Bossa Studio, co większym wyjadaczom „rzeczy-tak-dziwnych-że-aż-tak głupich-że-aż-fajnych”, kojarzy się właściwie tylko z jednym – z ogromną potrzebą przerobienia naszych mózgownic w parówki. Jako wielka fanka dziwadeł rodem z najczarniejszych kątków Internetu, niemalże zamieniłam się w słup soli (dosłownie), gdy mym oczom ukazała się nowa produkcja twórców Surgeon Simulator i I Am Bread.
Worlds Adrift, to całkiem ciekawie zapowiadająca się gra, o której panowie z Bossa Studio nieśmiało napominają od grudnia zeszłego roku.
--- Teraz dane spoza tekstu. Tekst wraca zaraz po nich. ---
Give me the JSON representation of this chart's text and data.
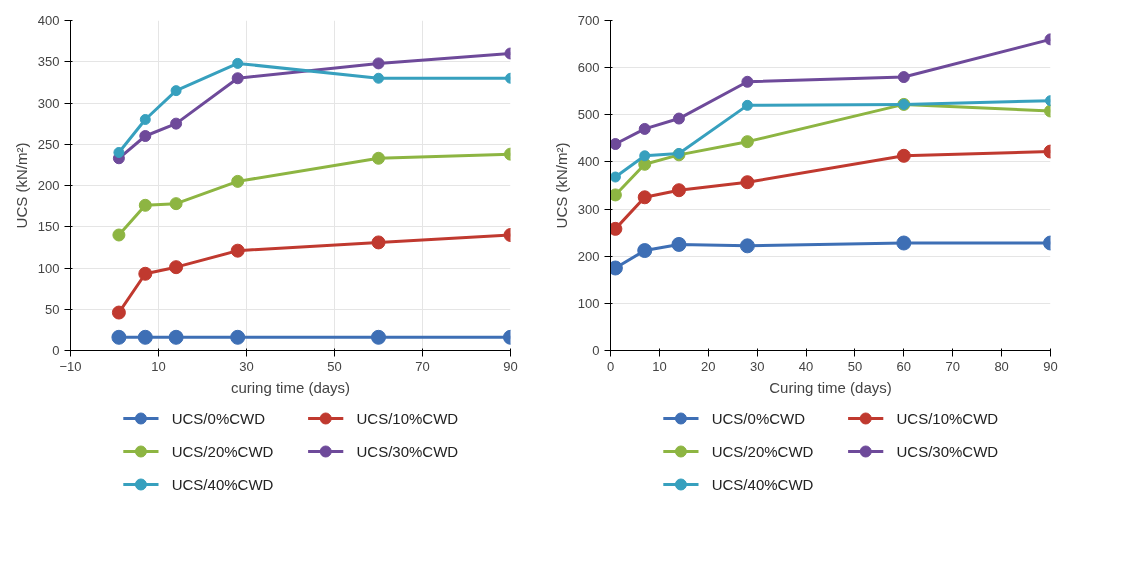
{
  "chart_data": [
    {
      "type": "line",
      "xlabel": "curing time (days)",
      "ylabel": "UCS (kN/m²)",
      "x": [
        1,
        7,
        14,
        28,
        60,
        90
      ],
      "xlim": [
        -10,
        90
      ],
      "xticks": [
        -10,
        10,
        30,
        50,
        70,
        90
      ],
      "ylim": [
        0,
        400
      ],
      "yticks": [
        0,
        50,
        100,
        150,
        200,
        250,
        300,
        350,
        400
      ],
      "grid": true,
      "legend": "bottom",
      "marker": "circle",
      "line_style": "solid",
      "series": [
        {
          "name": "UCS/0%CWD",
          "color": "#3e6fb5",
          "values": [
            16,
            16,
            16,
            16,
            16,
            16
          ]
        },
        {
          "name": "UCS/10%CWD",
          "color": "#c0392f",
          "values": [
            46,
            93,
            101,
            121,
            131,
            140
          ]
        },
        {
          "name": "UCS/20%CWD",
          "color": "#8db542",
          "values": [
            140,
            176,
            178,
            205,
            233,
            238
          ]
        },
        {
          "name": "UCS/30%CWD",
          "color": "#6e4a9a",
          "values": [
            233,
            260,
            275,
            330,
            348,
            360
          ]
        },
        {
          "name": "UCS/40%CWD",
          "color": "#37a0be",
          "values": [
            240,
            280,
            315,
            348,
            330,
            330
          ]
        }
      ]
    },
    {
      "type": "line",
      "xlabel": "Curing time (days)",
      "ylabel": "UCS (kN/m²)",
      "x": [
        1,
        7,
        14,
        28,
        60,
        90
      ],
      "xlim": [
        0,
        90
      ],
      "xticks": [
        0,
        10,
        20,
        30,
        40,
        50,
        60,
        70,
        80,
        90
      ],
      "ylim": [
        0,
        700
      ],
      "yticks": [
        0,
        100,
        200,
        300,
        400,
        500,
        600,
        700
      ],
      "grid": "y",
      "legend": "bottom",
      "marker": "circle",
      "line_style": "solid",
      "series": [
        {
          "name": "UCS/0%CWD",
          "color": "#3e6fb5",
          "values": [
            175,
            212,
            225,
            222,
            228,
            228
          ]
        },
        {
          "name": "UCS/10%CWD",
          "color": "#c0392f",
          "values": [
            258,
            325,
            340,
            357,
            413,
            422
          ]
        },
        {
          "name": "UCS/20%CWD",
          "color": "#8db542",
          "values": [
            330,
            395,
            415,
            443,
            522,
            508
          ]
        },
        {
          "name": "UCS/30%CWD",
          "color": "#6e4a9a",
          "values": [
            438,
            470,
            492,
            570,
            580,
            660
          ]
        },
        {
          "name": "UCS/40%CWD",
          "color": "#37a0be",
          "values": [
            368,
            413,
            418,
            520,
            522,
            530
          ]
        }
      ]
    }
  ]
}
Wbrew pozorom – nie zwiastuje nam „beki nieskończonej”, dziwnego wykrzywienia mordek czy idealnego materiału na suto opalaną [sic!] imprezę.
Cóż, mogliśmy zobaczyć już wcześniej? Piękną grafikę (przywodzącą mi na myśl Shelter czy Journey), zmyślne przeplatanki z sandboxami survivalowymi, całą masę zabawy z tworzeniem, budowaniem, składaniem ( tak bardzo Minecraft <3) oraz – zabawę fizyką rodem z Surgeon Simulatora (czyli to, co tygryski lubią najbardziej – wszak, kto powiedział, że stała grawitacji na gwałt musi być stała?)
Więc dlaczego dzisiaj piszę o Worlds Adrift? Otóż, od kilku dni zobaczyć możemy najświeższy gameplay.
Jak widać, gra zaoferuje nam cykl dnia i nocy oraz coś w rodzaju „niezbędnika złotej rączki” (jeszcze więcej budowania!). Co więcej, Worlds Adrift ma gwarantować nam również całkiem fajne multiplayerowe wsparcie (drżycie moi najbliżsi, bo będę katować Was jak pięcioletnie dziecko).